The key difference here is that the anotherTeacher identifier, the one right here on line three, that identifier is going to end up as a marble at compile time but it's gonna be a different colored marble than you expect. It's not a red marble, it's a blue marble. So there is a key difference here.

This is called a function expression as opposed to what line one is, is called a function declaration. And one of the key differences, and we'll see more throughout the course but one of the key differences between function declarations and function expressions, is that function declarations and their name, they attach their marble to the enclosing scope, so we make a red marble on line one whereas function expressions will add their marble to their own scope.

>> Speaker 1: So the blue scope is where the blue marble anotherTeacher ends up.
>> Speaker 1: That's why on line four, we can reference in anotherTeacher because there is in fact a blue marble called anotherTeacher. But down on line nine, there is no anotherTeacher, is there? When we're out in the global scope and we asked global scope you ever heard of this red marble, it's gonna say nope, never heard of that red marble and what we're gonna get there, reference error.

So key difference, function expressions, put there identify your into their own scope. There's a little nuance. Let me get to that question in a moment. There's a little, also, additional nuance which is not only does that blue marble show up in the blue scope but it's also read only.

You cannot reassign anotherTeacher on line four. You could not reassign it to some other value. You have a question, yes?
>> Speaker 2: Why would you do this? Why would you actually have the named function on the right side of that expression?
>> Speaker 1: You've probably more often seen it as an anonymous function there, and we're about to discuss the difference between what are so-called named function expressions, and the more common anonymous function expression.

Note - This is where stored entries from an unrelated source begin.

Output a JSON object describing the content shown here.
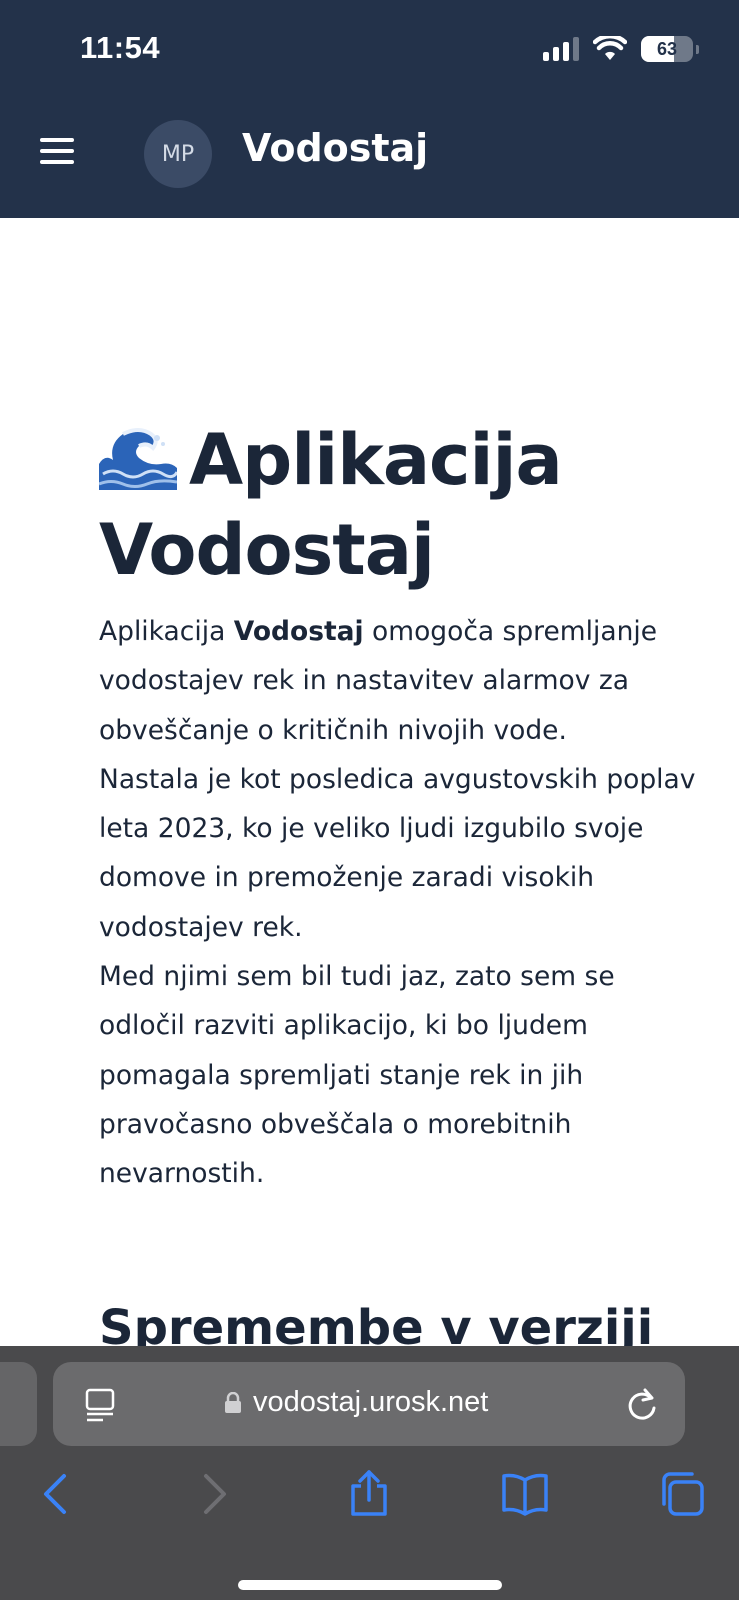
{
  "status_bar": {
    "time": "11:54",
    "battery": "63"
  },
  "header": {
    "avatar_initials": "MP",
    "title": "Vodostaj"
  },
  "content": {
    "heading": "Aplikacija Vodostaj",
    "para_prefix": "Aplikacija ",
    "para_bold": "Vodostaj",
    "para_rest": " omogoča spremljanje vodostajev rek in nastavitev alarmov za obveščanje o kritičnih nivojih vode.",
    "para2": "Nastala je kot posledica avgustovskih poplav leta 2023, ko je veliko ljudi izgubilo svoje domove in premoženje zaradi visokih vodostajev rek.",
    "para3": "Med njimi sem bil tudi jaz, zato sem se odločil razviti aplikacijo, ki bo ljudem pomagala spremljati stanje rek in jih pravočasno obveščala o morebitnih nevarnostih.",
    "subheading": "Spremembe v verziji"
  },
  "browser": {
    "url": "vodostaj.urosk.net"
  },
  "colors": {
    "header_bg": "#23324a",
    "accent_blue": "#3a82f7",
    "text": "#1b2638"
  }
}
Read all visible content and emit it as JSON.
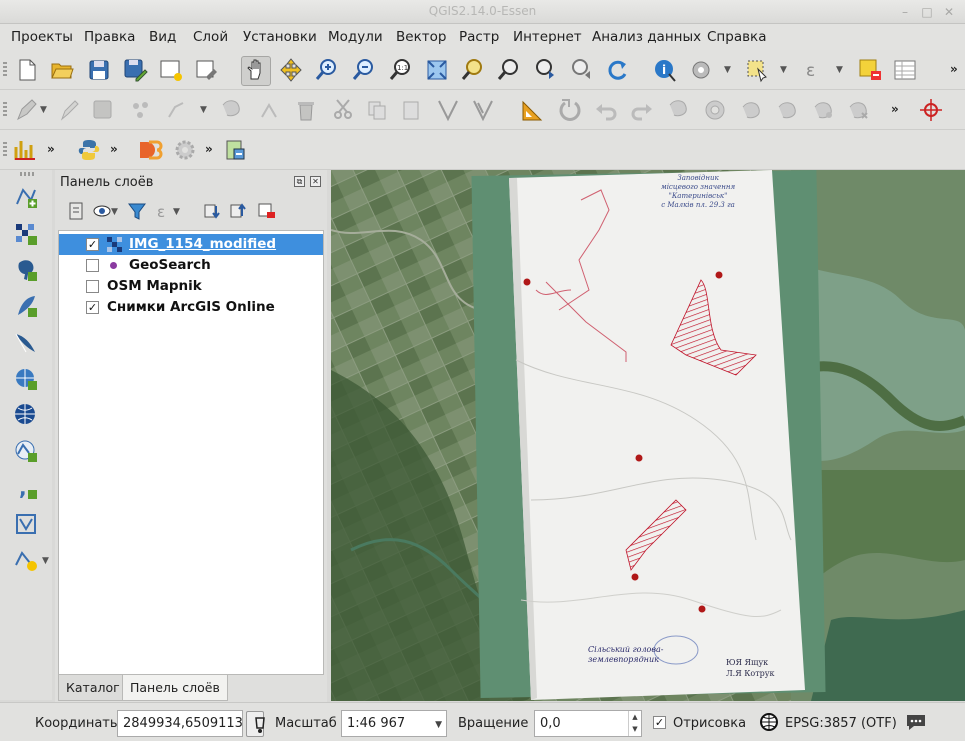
{
  "window": {
    "title": "QGIS2.14.0-Essen",
    "controls": [
      "minimize-icon",
      "maximize-icon",
      "close-icon"
    ]
  },
  "menu": [
    "Проекты",
    "Правка",
    "Вид",
    "Слой",
    "Установки",
    "Модули",
    "Вектор",
    "Растр",
    "Интернет",
    "Анализ данных",
    "Справка"
  ],
  "toolbar_more": "»",
  "layer_panel": {
    "title": "Панель слоёв",
    "layers": [
      {
        "name": "IMG_1154_modified",
        "checked": true,
        "selected": true,
        "icon": "raster-icon"
      },
      {
        "name": "GeoSearch",
        "checked": false,
        "selected": false,
        "icon": "point-layer-icon"
      },
      {
        "name": "OSM Mapnik",
        "checked": false,
        "selected": false,
        "icon": ""
      },
      {
        "name": "Снимки ArcGIS Online",
        "checked": true,
        "selected": false,
        "icon": ""
      }
    ],
    "tabs": [
      "Каталог",
      "Панель слоёв"
    ],
    "active_tab": "Панель слоёв"
  },
  "map_annotations": {
    "title_lines": [
      "Заповідник",
      "місцевого значення",
      "\"Катеринівськ\"",
      "с Малків пл. 29.3 га"
    ],
    "footer_left": [
      "Сільський голова-",
      "землевпорядник"
    ],
    "footer_right": [
      "ЮЯ Ящук",
      "Л.Я Котрук"
    ]
  },
  "status": {
    "coord_label": "Координаты",
    "coord_value": "2849934,6509113",
    "scale_label": "Масштаб",
    "scale_value": "1:46 967",
    "rotation_label": "Вращение",
    "rotation_value": "0,0",
    "render_label": "Отрисовка",
    "render_checked": true,
    "crs": "EPSG:3857 (OTF)"
  },
  "colors": {
    "selection": "#3e8fde",
    "panel_bg": "#dfdfdd",
    "hatch_red": "#c0142a"
  }
}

Okay, so we'll get into that in just a moment. So great segue, let's talk about named function expressions. What is a named function expression? We're super creative, that means a function expression that's been given a name, okay? So let's look at these two. Line one, I'm declaring a function expression.

Why is it a function expression?
>> Speaker 2: It's assigned to a variable?
>> Speaker 1: Because it's not a function declaration, how do we know if something's a function declaration if the word function is literally the first thing in the statement? So if it's not the first thing in the statement, if there's a variable or an operator or parentheses or anything, then it's not a declaration, it is?

>> Speaker 2: An expression.
>> Speaker 1: An expression, so on line one, we see a function expression, but we see no name. So that's called a anonymous function expression, whereas the one on line five is a named function expression. So setting aside the difference between function expressions and declarations for a moment.

Here, I just wanna focus our attention to the difference between anonymous function expressions and named function expressions. And what I'm gonna claim is that even though anonymous function expressions are vastly more common, vastly more popular In fact, most of you have maybe never even seen a named function expression.

And that's how uncommon and unpopular it is. I'm going to make the claim that you should always, 100%, zero exception. I don't make very many statements that are that absolute, 100%, zero exceptions, you should prefer the named function expression, over the anonymous function expression.